Ok, I know a good third of my posts have something to do with nostalgia (hence the 864th nostalgic post) I just got back from drinks with Erin on a patio, in her old neighbourhood, from a DECADE ago. Which, funny enough, is my new neighbourhood. But it isn't just that though.
I know that Toronto offers a lot to a lot of people, but there's something about this city that is inherently 1950's/1960s, and I wasn't even alive then. I find that the nostalgia that this city emanates, right into my core, comes from a place before my time. But this place before my time echos something from my high school & college years (which was in the 1990's, so make sense of that if you can)
After our drinks (on a patio on Davenport in the west end) Erin and I walked up and down a few old residential streets, one of which she used to live on, a place I spent a lot of time. But it wasn't only that which brought me back, but just the laundromats and shops along Davenport themselves. I don't have any personal affiliation with those shops, but they make me feel something inside, like I lived a different life there or something.
It's this specific feeling that makes me think of a time in my life, when the most important things to me were hanging out with Kim and Laura, and watching the Kids in the Hall show. Those little black and white segments that aired just before the show went to commercial, which showed the actors doing silly things around the city, were the very reason I ever got into the television business in the first place.

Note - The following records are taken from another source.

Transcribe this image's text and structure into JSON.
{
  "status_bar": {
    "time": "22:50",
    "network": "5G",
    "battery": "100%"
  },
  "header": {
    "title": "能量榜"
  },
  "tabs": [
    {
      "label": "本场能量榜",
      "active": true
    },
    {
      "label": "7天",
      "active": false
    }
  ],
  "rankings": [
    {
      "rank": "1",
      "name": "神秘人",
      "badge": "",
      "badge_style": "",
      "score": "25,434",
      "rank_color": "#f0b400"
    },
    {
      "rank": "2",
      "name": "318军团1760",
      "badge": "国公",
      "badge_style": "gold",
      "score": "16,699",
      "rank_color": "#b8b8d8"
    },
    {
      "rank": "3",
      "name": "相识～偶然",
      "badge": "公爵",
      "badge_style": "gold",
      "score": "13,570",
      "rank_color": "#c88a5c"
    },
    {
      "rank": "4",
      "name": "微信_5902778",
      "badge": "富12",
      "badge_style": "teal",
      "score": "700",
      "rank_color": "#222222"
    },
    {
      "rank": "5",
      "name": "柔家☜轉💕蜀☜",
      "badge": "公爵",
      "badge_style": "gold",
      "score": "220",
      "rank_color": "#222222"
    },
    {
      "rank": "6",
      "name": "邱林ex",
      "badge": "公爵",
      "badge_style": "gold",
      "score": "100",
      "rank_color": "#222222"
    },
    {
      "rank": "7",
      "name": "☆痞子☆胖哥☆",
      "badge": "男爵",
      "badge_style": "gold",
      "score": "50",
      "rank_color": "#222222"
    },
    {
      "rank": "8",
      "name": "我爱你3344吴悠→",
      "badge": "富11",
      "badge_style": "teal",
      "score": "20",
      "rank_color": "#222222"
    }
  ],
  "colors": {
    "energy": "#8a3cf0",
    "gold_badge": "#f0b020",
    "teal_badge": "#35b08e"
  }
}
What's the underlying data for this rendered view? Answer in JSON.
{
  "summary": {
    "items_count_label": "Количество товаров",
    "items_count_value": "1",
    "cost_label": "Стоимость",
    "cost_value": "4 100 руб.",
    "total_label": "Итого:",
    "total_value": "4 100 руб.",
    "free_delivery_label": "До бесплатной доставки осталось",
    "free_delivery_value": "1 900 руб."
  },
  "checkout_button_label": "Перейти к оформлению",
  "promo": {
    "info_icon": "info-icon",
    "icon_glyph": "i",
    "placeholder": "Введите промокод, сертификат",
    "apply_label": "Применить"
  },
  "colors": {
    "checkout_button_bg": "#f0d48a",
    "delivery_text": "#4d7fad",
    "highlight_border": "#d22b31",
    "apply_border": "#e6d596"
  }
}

But even more then that, they portrayed a glimpse of the city which I dreamed of living in one day (which I now do) that seemed almost unattainable, and completely wish-worthy.
Those little vignettes of the city in black and white, always seemed to be random laundromats, alteration places etc. So now, when I see these little 1950's places, it makes me think of those shots, and brings me back to my childhood home, to my parents basement, when the Kids in the Hall was my escape from everything mundane, and that almost unattainable dream, which I, funnily enough, actually attained.
But attaining something so special is never quite the same as the dream which it held for you. So when I walk down a street and am reminded of that feeling, it's mega special indeed!